AI Case Study

Researchers from the National Institute for Materials Science Japan automate creation of knowledge graphs regarding the materials design process using natural language processing

Researchers from the National Institute for Materials Science (NIMS) Japan and Toyota Technological Institute developed a natural language processing method for extracting key concepts from academic journals to summarise relations between structures, properties and the resulting performance. This is intended to aid materials design research and production.

Industry

Industrials

Construction And Engineering

Project Overview

The researchers developed "a computer-aided material design system to represent and extract knowledge related to material design from natural language texts. A machine learning model is trained on a text corpus weakly labeled by minimal annotated relationship data (~100 labeled relationships) to extract knowledge from scientific articles. The knowledge is represented by relationships between scientific concepts, such as {annealing, grain size, strength}. The extracted relationships are represented as a knowledge graph formatted according to design charts, inspired by the process-structure-property-performance (PSPP) reciprocity. The design chart provides an intuitive effect of processes on properties and prospective processes to achieve the certain desired properties. Our approach is knowledge graph population and graph search. The knowledge graph represents knowledge concerning material design. It consists of factors and their relations following PSPP reciprocity, and a PSPP chart is considered as a part of the graph with factors related to desired properties. Thus in this approach, we first extract the structure of the graph from text (knowledge graph population) and then find a PSPP chart from the graph for a desired material (graph search)."

Reported Results

"We believe the PSPP chart helps more efficient material developments by suggesting a prospective process... The end-to-end system proved our concept, and its relation identification performance was superior to that of other baseline models."

Technology

The researchers used a "CNN model for identifying the relation of a factor pair by weakly supervised learning. We leverage weakly supervised learning to identify relationships in the PSPP chart. Weakly supervised learning is used to train a model with a minimal number of annotations for relation identification. In a typical supervised setting, the training data for relation identification is a sentence labeled with entities in the sentence and the relations among them.

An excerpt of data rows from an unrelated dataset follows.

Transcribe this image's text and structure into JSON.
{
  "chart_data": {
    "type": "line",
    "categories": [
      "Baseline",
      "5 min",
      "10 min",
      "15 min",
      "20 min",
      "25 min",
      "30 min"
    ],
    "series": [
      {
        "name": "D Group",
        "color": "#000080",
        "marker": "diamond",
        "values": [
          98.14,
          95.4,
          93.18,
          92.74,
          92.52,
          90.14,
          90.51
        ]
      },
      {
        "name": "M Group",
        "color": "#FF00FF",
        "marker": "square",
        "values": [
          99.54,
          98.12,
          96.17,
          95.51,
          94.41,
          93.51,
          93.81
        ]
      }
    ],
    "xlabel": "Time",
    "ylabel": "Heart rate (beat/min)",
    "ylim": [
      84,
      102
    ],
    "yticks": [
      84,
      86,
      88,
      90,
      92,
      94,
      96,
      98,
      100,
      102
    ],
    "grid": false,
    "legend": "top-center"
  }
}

However, labeling sentences is expensive because an annotator must read a sentence, and label the entities and relations described therein. This renders each label clean and strong. On the contrary, in a weakly supervised setting, a knowledge base produces a pair of entities and their relations and all sentences containing these entities are weakly labeled with the given relation."

Function

R And D

Core Research And Development

Background

"The processing-structure-property-performance (PSPP) reciprocity explains effect of processes on properties in three stages. The first stage is ‘process’ that can be controlled to develop a new material. The second stage is ‘structure’ of the material that the processes build. The third stage is ‘property’ that the structure gives. The properties in the third stage give the total performance of the new material. The PSPP design chart represents end-to-end knowledge in the form of relationships among factors."

Benefits

Data

"Our corpus consisted of publicly accessible scientific articles on ScienceDirect. ScienceDirect is an Elsevier platform providing access to articles in journals in a variety of fields, such as social sciences and engineering. Approximately 3400 articles were collected using the keyword search on ScienceDirect. The keywords were ‘material’ and ‘microstructure’, i.e. each article was related to both ‘material’ and ‘microstructure’.

The CNN models were trained on a pair of factors and sentences. As described in Section 3.2, each sentence mentions both factors. For the relationship data, about 5000 sentences were founded in the corpus in total, roughly 50 sentences for each pair of factors on average."